Connect the large coils to the power supply with the current flowing in opposite directions in the two coils, using the adjustable voltage. With the compass, explore the magnetic field produced. Be sure to look both between the coils and outside the coils.

Now connect the large coils to the power supply with the current flowing in the same direction in each coil, using the adjustable voltage. With the compass, explore the magnetic field produced. Be sure to look both between the coils and outside the coils.

Based on your observations, should the currents be in the same direction or in opposite directions to give the most uniform magnetic field between the coils?
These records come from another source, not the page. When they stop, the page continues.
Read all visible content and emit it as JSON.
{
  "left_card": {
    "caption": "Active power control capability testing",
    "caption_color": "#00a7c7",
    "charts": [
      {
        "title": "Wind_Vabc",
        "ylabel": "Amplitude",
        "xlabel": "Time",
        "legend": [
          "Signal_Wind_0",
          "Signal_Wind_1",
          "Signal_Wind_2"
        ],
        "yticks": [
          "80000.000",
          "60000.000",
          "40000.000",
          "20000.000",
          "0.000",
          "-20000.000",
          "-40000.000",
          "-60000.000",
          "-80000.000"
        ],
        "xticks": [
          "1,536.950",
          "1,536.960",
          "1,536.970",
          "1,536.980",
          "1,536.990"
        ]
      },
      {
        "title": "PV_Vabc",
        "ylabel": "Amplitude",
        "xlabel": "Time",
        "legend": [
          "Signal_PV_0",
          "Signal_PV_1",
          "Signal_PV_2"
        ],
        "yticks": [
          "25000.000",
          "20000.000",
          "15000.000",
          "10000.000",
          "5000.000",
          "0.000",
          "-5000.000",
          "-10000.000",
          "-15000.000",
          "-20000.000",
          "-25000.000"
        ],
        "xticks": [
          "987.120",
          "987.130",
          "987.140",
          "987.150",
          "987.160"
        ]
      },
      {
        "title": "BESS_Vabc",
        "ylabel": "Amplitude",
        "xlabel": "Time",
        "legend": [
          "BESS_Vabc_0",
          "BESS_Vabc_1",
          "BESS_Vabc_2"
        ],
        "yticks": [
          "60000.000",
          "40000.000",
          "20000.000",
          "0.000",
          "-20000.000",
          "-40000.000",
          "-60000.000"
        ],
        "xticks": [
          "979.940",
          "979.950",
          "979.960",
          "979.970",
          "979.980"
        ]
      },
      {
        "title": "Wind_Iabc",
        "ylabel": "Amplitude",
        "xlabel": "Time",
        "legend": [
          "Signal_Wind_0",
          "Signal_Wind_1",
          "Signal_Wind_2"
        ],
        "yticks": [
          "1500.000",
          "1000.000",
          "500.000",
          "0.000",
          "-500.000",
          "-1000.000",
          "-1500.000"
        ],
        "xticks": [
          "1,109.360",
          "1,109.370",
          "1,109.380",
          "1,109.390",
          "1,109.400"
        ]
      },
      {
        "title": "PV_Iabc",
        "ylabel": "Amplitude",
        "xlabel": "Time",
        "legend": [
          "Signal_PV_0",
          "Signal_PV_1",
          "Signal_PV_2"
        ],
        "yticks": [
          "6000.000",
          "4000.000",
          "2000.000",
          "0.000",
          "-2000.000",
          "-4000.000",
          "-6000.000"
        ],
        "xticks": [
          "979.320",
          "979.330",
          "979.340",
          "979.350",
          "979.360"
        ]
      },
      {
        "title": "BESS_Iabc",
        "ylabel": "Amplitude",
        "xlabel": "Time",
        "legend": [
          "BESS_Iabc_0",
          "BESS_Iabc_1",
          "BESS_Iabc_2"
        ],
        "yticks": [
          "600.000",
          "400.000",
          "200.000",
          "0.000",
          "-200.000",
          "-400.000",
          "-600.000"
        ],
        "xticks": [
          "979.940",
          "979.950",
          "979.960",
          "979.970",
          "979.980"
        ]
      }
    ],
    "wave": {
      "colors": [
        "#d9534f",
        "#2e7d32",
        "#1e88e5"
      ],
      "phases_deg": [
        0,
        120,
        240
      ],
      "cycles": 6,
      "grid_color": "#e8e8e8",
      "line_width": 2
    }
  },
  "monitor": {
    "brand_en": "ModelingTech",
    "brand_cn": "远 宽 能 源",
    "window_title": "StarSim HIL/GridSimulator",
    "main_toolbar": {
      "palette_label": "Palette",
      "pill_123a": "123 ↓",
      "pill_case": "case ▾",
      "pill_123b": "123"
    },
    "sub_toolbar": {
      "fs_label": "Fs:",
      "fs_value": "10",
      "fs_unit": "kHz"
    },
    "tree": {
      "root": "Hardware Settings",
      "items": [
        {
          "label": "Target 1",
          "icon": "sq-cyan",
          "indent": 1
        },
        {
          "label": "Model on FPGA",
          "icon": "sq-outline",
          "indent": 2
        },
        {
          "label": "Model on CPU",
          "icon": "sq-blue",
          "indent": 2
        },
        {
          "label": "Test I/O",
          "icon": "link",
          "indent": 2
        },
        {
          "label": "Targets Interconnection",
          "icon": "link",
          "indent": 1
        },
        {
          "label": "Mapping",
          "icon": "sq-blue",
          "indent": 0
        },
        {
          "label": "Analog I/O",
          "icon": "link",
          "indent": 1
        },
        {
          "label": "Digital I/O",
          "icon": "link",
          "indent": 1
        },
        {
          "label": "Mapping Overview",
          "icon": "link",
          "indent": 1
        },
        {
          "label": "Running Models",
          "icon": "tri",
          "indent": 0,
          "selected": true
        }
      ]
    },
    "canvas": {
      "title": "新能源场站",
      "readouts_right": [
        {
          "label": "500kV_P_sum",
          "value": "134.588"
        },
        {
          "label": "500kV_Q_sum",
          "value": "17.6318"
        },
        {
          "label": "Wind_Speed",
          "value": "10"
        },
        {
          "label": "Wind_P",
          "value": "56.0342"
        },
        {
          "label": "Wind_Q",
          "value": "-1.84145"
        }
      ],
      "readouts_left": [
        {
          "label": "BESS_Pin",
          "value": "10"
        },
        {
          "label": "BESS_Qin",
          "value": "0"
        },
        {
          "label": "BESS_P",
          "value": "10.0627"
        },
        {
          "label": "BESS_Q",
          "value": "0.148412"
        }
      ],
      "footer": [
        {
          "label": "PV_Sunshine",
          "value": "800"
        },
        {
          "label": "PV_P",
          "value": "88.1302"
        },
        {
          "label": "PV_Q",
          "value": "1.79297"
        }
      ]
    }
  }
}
Connect the Hall probe according to the directions in appendices. For the current configuration that gives the most uniform magnetic field between the coils, explore the strength of the magnetic field along the axis between the coils. Follow the axis through the coils. Is the field stronger between or outside the coils? Where is the field strongest between the coils? The weakest?

See how the field varies when you are between the two coils but move off the axis. How far from the axis of the coils can you measure the field? Is it the same on both sides of the coils? Decide whether to set the amplifier to high or low sensitivity.

When using the MagnetLab program, consider where the zero position should be to simplify comparison with your prediction.

Write down a measurement plan.

Measurement

Based on your exploration, choose a scale for your graph of magnetic field strength against position that will include all of the points you will measure.

Use the Hall probe to measure the magnitude of the magnetic field along the axis of the coils of wire. Be sure to measure the field on both sides of the coils.

What are the units of your measured magnetic fields? How do these compare to the units of your prediction equations?

Use the DMM to measure the current in the two coils. As a check, repeat these measurements with the other current configuration.

Analysis

Graph the measured magnetic field of the coil along its axis as a function of position and compare to your prediction.

Conclusion

For two large, parallel coils, how does the magnetic field on the axis vary with distance along the axis? Did your measurements agree with your predictions? If not, explain. Describe the limitations on the accuracy of your measurements and analysis.

Does this two-coil configuration meet the requirement of giving a fairly uniform field? Over how large a region is the field constant to within 20%? This very useful configuration of two coils (distance between coils equals radius) is called a Helmholtz coil.